It wasn’t even close. I don’t like either of them and I’m not voting for either of them, but this fight was a total K.O.
Demeanor: Trump was dour and grouchy most of the time, while Clinton was smiling, calm, confident, and even friendly most of the time. She was never rattled; he frequently fell into traps that she baited.
Names: Clinton called Trump by his first name all night, and he never mentioned it, while he always deferred to her as “Secretary Clinton,” going so far as to make a point of pleasing her with the title. If he thought he was being subtly classy, it was so subtle that it got lost. She won that aspect by default.
Content: Trump actually had plenty of solid content, but his scattershot delivery and constant repetition undercut any power his points had. His content was consistently better than hers, but she also had an impressive roster of facts, and his points got lost in the noise of his painfully bad delivery.
Pivots and pandering: Both candidates pivoted unceasingly, but Clinton’s tended to be smooth and clean. Trump’s pivots were ghastly–bald, clumsy, and as obvious as the rookie he is. Clinton’s worst moment was her pathetic pandering to African Americans on the race relations issue, but Trump was bad there, too.
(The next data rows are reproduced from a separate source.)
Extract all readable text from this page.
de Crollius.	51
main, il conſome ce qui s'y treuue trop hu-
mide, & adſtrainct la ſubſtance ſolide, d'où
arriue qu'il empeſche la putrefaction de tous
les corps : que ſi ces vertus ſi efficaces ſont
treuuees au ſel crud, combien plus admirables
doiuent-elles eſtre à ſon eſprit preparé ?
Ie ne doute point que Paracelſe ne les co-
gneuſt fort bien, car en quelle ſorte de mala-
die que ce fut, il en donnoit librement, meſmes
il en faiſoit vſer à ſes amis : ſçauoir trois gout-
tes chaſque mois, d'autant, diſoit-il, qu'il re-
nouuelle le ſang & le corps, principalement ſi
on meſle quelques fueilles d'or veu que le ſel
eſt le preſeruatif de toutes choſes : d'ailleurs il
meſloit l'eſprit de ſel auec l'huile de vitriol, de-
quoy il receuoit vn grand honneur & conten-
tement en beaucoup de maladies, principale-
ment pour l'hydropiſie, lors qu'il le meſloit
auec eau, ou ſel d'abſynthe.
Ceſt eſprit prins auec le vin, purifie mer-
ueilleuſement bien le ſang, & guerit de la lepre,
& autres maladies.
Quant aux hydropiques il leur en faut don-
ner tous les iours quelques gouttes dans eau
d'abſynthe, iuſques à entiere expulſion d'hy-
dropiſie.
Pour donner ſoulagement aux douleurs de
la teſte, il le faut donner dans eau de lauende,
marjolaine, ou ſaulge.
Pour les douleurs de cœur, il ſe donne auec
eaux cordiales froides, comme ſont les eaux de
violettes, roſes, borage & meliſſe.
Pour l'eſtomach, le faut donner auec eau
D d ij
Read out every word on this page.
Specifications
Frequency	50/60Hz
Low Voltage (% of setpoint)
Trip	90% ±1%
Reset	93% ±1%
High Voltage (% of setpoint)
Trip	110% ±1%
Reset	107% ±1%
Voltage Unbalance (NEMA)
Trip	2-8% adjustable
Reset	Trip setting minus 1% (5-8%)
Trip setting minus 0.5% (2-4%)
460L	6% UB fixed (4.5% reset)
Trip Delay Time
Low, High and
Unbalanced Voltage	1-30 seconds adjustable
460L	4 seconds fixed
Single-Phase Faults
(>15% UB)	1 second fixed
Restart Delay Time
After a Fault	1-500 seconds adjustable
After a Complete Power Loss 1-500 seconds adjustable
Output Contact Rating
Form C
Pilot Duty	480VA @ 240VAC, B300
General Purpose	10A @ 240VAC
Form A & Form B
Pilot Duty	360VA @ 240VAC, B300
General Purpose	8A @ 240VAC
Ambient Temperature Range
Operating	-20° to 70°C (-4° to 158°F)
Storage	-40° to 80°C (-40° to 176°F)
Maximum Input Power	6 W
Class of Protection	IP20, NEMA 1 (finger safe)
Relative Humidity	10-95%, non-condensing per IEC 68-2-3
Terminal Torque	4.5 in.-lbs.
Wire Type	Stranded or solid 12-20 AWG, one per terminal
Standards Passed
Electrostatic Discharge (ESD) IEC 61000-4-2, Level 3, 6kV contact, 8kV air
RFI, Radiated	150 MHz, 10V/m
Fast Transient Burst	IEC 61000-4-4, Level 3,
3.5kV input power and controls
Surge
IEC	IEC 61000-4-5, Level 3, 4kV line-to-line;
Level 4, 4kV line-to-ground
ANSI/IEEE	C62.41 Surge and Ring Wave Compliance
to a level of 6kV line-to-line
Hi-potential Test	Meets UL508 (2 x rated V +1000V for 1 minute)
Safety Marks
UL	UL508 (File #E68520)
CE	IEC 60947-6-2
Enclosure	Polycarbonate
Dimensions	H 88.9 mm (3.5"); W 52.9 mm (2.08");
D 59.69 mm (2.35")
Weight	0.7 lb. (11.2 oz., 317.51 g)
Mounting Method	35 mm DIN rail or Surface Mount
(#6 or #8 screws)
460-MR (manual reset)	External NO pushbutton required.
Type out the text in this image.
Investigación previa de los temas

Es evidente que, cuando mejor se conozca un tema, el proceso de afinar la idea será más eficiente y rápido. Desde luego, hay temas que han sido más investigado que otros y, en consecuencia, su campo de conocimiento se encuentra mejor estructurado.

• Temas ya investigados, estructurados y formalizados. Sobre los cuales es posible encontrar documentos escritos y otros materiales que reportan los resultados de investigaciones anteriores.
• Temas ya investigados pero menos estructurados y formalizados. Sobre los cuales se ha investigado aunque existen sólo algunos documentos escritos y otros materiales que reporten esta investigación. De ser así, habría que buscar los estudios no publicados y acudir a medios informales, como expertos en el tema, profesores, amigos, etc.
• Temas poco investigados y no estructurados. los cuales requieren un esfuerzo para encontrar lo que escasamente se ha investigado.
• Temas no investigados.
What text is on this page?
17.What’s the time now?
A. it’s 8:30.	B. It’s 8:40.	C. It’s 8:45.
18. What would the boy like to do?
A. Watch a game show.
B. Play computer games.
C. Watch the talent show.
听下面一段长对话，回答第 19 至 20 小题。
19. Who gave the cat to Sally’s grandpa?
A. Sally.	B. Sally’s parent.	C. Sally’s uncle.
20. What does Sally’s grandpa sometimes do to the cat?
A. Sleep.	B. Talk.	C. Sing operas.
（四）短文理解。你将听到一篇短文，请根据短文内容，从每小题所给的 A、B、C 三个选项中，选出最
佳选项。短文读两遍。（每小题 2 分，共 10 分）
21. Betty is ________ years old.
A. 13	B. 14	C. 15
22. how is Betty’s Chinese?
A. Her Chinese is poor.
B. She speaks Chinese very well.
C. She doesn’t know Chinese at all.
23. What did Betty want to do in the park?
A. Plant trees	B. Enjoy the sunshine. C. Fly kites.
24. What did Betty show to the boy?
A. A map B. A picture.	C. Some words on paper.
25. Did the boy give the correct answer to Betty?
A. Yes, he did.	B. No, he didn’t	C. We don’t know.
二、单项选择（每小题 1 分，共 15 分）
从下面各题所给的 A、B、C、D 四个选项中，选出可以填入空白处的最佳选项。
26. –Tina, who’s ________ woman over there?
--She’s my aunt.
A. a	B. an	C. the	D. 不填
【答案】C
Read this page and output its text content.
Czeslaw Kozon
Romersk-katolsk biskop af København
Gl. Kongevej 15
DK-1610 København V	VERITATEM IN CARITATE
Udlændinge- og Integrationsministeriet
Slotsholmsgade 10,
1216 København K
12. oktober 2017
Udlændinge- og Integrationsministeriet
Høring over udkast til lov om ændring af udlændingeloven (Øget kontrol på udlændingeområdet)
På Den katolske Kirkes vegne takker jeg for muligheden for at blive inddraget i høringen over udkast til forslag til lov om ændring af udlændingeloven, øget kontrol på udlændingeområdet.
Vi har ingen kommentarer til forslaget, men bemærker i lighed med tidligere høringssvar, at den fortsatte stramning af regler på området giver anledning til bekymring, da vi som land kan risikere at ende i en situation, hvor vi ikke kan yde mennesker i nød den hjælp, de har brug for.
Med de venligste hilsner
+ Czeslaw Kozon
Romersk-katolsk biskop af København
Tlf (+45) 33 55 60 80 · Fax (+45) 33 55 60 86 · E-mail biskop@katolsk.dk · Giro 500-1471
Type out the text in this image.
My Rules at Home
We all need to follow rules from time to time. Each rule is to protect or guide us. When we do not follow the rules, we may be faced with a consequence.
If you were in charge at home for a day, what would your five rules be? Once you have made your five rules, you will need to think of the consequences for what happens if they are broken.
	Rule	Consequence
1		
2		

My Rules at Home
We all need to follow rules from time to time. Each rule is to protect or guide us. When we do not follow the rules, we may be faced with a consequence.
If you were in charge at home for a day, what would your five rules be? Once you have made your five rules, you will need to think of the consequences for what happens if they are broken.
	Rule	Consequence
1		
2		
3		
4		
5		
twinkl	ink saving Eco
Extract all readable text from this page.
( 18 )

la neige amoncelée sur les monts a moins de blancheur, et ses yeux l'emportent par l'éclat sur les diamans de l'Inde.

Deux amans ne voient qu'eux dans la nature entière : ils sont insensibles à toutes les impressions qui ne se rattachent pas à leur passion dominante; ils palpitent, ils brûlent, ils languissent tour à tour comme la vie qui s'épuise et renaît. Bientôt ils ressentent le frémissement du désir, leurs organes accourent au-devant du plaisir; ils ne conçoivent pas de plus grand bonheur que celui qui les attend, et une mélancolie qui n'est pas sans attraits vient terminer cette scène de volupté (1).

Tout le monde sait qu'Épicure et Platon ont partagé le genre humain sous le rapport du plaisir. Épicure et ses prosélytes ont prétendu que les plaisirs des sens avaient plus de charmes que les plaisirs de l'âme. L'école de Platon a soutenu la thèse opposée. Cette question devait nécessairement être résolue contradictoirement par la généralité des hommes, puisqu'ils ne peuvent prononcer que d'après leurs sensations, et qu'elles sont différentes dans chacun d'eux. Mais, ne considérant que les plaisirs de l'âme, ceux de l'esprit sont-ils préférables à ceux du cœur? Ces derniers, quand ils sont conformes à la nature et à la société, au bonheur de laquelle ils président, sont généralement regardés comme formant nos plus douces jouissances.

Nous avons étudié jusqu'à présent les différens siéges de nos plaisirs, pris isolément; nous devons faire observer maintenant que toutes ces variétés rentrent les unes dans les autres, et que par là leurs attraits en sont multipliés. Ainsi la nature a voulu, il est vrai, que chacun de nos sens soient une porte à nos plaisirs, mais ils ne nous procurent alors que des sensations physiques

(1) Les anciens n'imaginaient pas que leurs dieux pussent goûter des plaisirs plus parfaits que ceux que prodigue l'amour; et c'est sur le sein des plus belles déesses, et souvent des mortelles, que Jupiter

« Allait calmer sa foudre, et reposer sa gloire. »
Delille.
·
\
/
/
He always sounded like he was regurgitating the talking points some intern made him memorize backstage. Of course, Clinton was doing the same, but she didn’t *sound* like she was.
Rhetoric: Trump actually did score a couple of solid one-liner shots at Clinton, but she had more, and her quotes will be more memorable. Where she always came back strong after he landed a good argument against her, he usually meekly acquiesced and then went off on another weird tangent.
Bottom line: Trump’s campaign has shown the far better fight for months, but tonight Clinton appeared completely presidential. It was a giant victory for her.